Signalement des vulnérabilités : les obligations du Cyber Résilience Act
Le CRA impose le signalement des vulnérabilités activement exploitées dans un délai de 24 heures. Procedure, destinataires et sanctions détaillées.
- Qu’est-ce qu’une vulnérabilité activement exploitée ?

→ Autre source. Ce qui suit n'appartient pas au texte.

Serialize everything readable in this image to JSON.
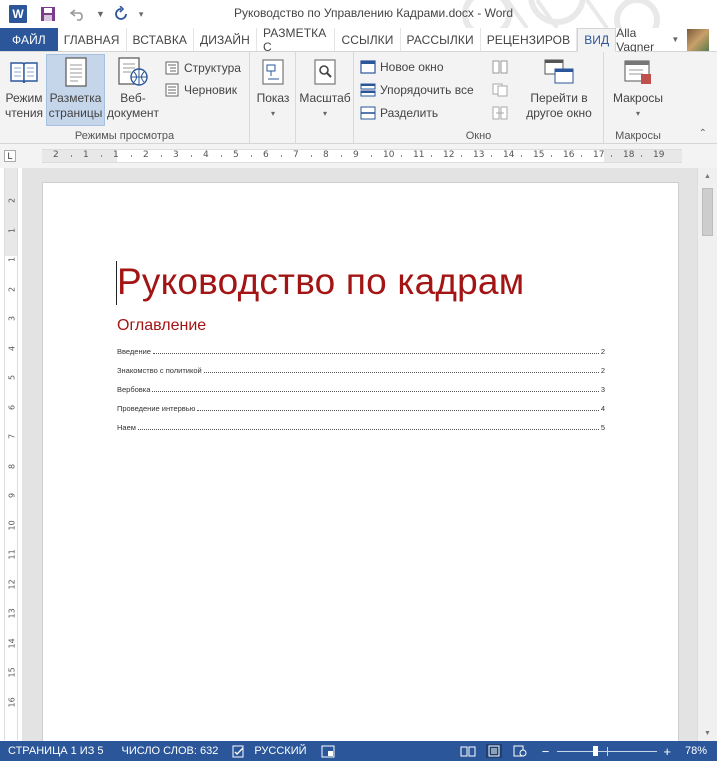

- La procédure de signalement en trois étapes
- Le rôle de l’ENISA et des CSIRT
- L’obligation d’informer les utilisateurs
- La divulgation coordonnée des vulnérabilités
- Articulation avec NIS 2 et les notifications RGPD
- Sanctions en cas de non-respect
- Ce que votre équipe sécurité doit mettre en place
- Conclusion
Le Cyber Résilience Act (règlement (UE) 2024/2847) instaure un cadre juridique ambitieux pour la sécurité des produits comportant des éléments numériques au sein de l’Union européenne. Parmi les obligations les plus structurantes du texte, le signalement des vulnérabilités activement exploitées constitue sans doute celle qui aura l’impact opérationnel le plus immédiat pour les fabricants et les éditeurs de logiciels. Avec un délai initial de 24 heures pour effectuer une première notification, le CRA impose un rythme qui ne laissé aucune place à l’improvisation.
Voyons en détail ce que ces obligations impliquent et ce que votre équipe sécurité doit concrètement mettre en place.
Qu’est-ce qu’une vulnérabilité activement exploitée ?
Le CRA définit la notion de vulnérabilité activement exploitée de manière precise. Il s’agit d’une vulnérabilité pour laquelle il existe des preuves fiables qu’un acteur malveillant l’a exploitée dans un système sans l’autorisation du propriétaire de ce système. Cette définition est importante, car elle distingue la vulnérabilité connue mais non exploitée – qui relève d’autres obligations – de celle qui fait l’objet d’une exploitation active et qui déclenche les obligations de signalement accélère.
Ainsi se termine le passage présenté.